Throughout her testimony, Jennifer Stout, Snap vice president of global public policy and John Kerry's former deputy chief of staff, tried to distance Snapchat from its competitors like Facebook, its subsidiary Instagram, TikTok and YouTube.

Stout attempted to portray Snapchat content as more heavily curated than its other social media counterparts, and argued that since it doesn't have a timeline feature, the app's main purpose is to facilitate direct messages between friends and groups of people who already know each other.

Stout also pushed back against accusations that Snapchat shows users a stream of unfiltered harmful content on its Discover page by saying that its "discovered content" is part of a walled garden that is monitored.

"It's intended to be a close ecosystem where we have better control of the content that surfaces," she said.

Sen. Mike Lee from Utah pushed back on this argument from Snapchat, saying his staff had set up a fake account for a 15-year-old and was swiftly bombarded by "wildly inappropriate" materials including an online sexualized video game, articles about porn stars and posts on why to not go to bars alone.

"I respectfully but very strongly beg to differ on your characterization that the content is in fact suitable for children 13 and up," Lee told Stout.

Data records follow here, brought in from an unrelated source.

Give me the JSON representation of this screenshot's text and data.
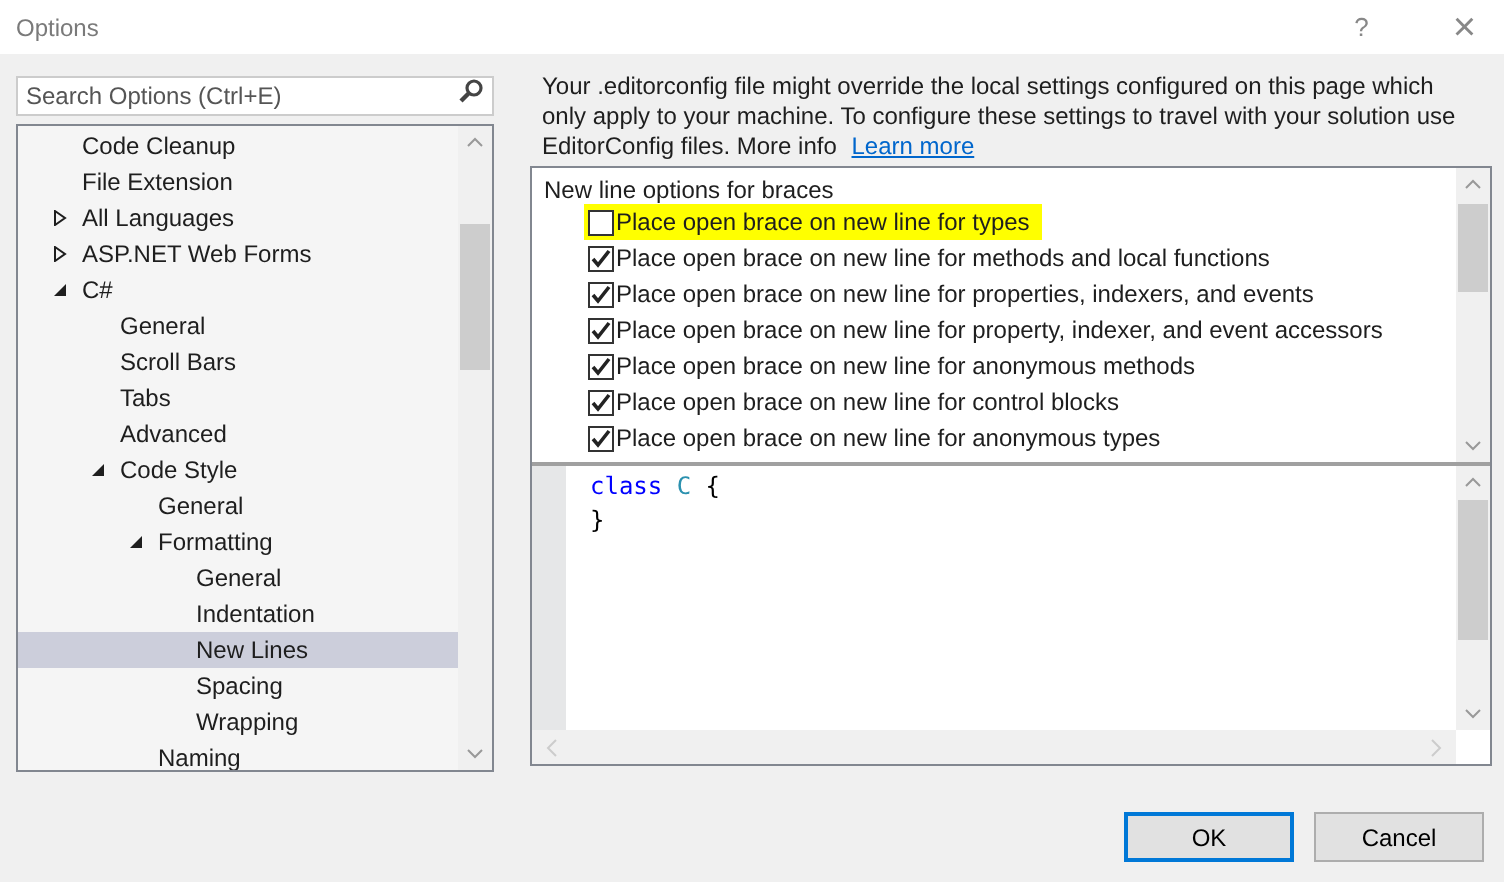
{
  "window": {
    "title": "Options",
    "help": "?",
    "close": "×"
  },
  "search": {
    "placeholder": "Search Options (Ctrl+E)"
  },
  "tree": [
    {
      "label": "Code Cleanup",
      "selected": false
    },
    {
      "label": "File Extension",
      "selected": false
    },
    {
      "label": "All Languages",
      "selected": false,
      "expanded": false
    },
    {
      "label": "ASP.NET Web Forms",
      "selected": false,
      "expanded": false
    },
    {
      "label": "C#",
      "selected": false,
      "expanded": true,
      "children": [
        {
          "label": "General",
          "selected": false
        },
        {
          "label": "Scroll Bars",
          "selected": false
        },
        {
          "label": "Tabs",
          "selected": false
        },
        {
          "label": "Advanced",
          "selected": false
        },
        {
          "label": "Code Style",
          "selected": false,
          "expanded": true,
          "children": [
            {
              "label": "General",
              "selected": false
            },
            {
              "label": "Formatting",
              "selected": false,
              "expanded": true,
              "children": [
                {
                  "label": "General",
                  "selected": false
                },
                {
                  "label": "Indentation",
                  "selected": false
                },
                {
                  "label": "New Lines",
                  "selected": true
                },
                {
                  "label": "Spacing",
                  "selected": false
                },
                {
                  "label": "Wrapping",
                  "selected": false
                }
              ]
            },
            {
              "label": "Naming",
              "selected": false
            }
          ]
        }
      ]
    }
  ],
  "info": {
    "text": "Your .editorconfig file might override the local settings configured on this page which only apply to your machine. To configure these settings to travel with your solution use EditorConfig files. More info",
    "link": "Learn more"
  },
  "options": {
    "group": "New line options for braces",
    "items": [
      {
        "label": "Place open brace on new line for types",
        "checked": false,
        "highlighted": true
      },
      {
        "label": "Place open brace on new line for methods and local functions",
        "checked": true,
        "highlighted": false
      },
      {
        "label": "Place open brace on new line for properties, indexers, and events",
        "checked": true,
        "highlighted": false
      },
      {
        "label": "Place open brace on new line for property, indexer, and event accessors",
        "checked": true,
        "highlighted": false
      },
      {
        "label": "Place open brace on new line for anonymous methods",
        "checked": true,
        "highlighted": false
      },
      {
        "label": "Place open brace on new line for control blocks",
        "checked": true,
        "highlighted": false
      },
      {
        "label": "Place open brace on new line for anonymous types",
        "checked": true,
        "highlighted": false
      }
    ]
  },
  "preview": {
    "lines": [
      [
        {
          "text": "class",
          "kind": "keyword"
        },
        {
          "text": "C",
          "kind": "type"
        },
        {
          "text": "{",
          "kind": "plain"
        }
      ],
      [
        {
          "text": "}",
          "kind": "plain"
        }
      ]
    ]
  },
  "buttons": [
    {
      "label": "OK",
      "default": true
    },
    {
      "label": "Cancel",
      "default": false
    }
  ]
}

Minnesota Democratic Sen. Amy Klobuchar questioned whether Snap had done enough to prevent drug sales on the platform. Two teens in her state –19-year-old Devin Norrin and 23-year-old Ryan McPherson– died after taking pills from dealers they met on Snapchat selling what they thought were prescription painkillers like Percocet but were actually laced with fentanyl.

Klobuchar asked Stout if Snap would be more transparent about the "automated tools" it uses to identify and remove illegal drug-related content.

"We have stepped up and we have deployed proactive detection measures to get in ahead of what the drug dealers are doing. They are constantly evading our tactics, not just on Snapchat, but on every platform," Stout said.

Earlier this month, Snap announced in-app tools that funnel searches for drug-related words to an anti-drug education campaign and said it has cracked down on the sale of illicit drugs on the site.

The move came after the U.S. Drug Enforcement Agencyreported a rise in the availability of fake prescription pills containing fentanyl and methamphetamine often purchased on social media sites used by teens. Parents whose children died because of fentanyl-related overdoses have complained the platform has become an e-commerce site for sale of these dangerous drugs.

Norrin and McPherson's cases aren't an anomaly; NBC News reported this month that teens and young adults have died from overdosing on fentanyl-laced pills they found through Snapchat in at least 14 states.

Klobuchar said social media companies should be held responsible if someone overdoses on drugs obtained through their apps.

"I think there's other ways to do this, too, such as creating liability when this happens, so maybe that'll make you work even faster so we don't lose another kid," Klobuchar said.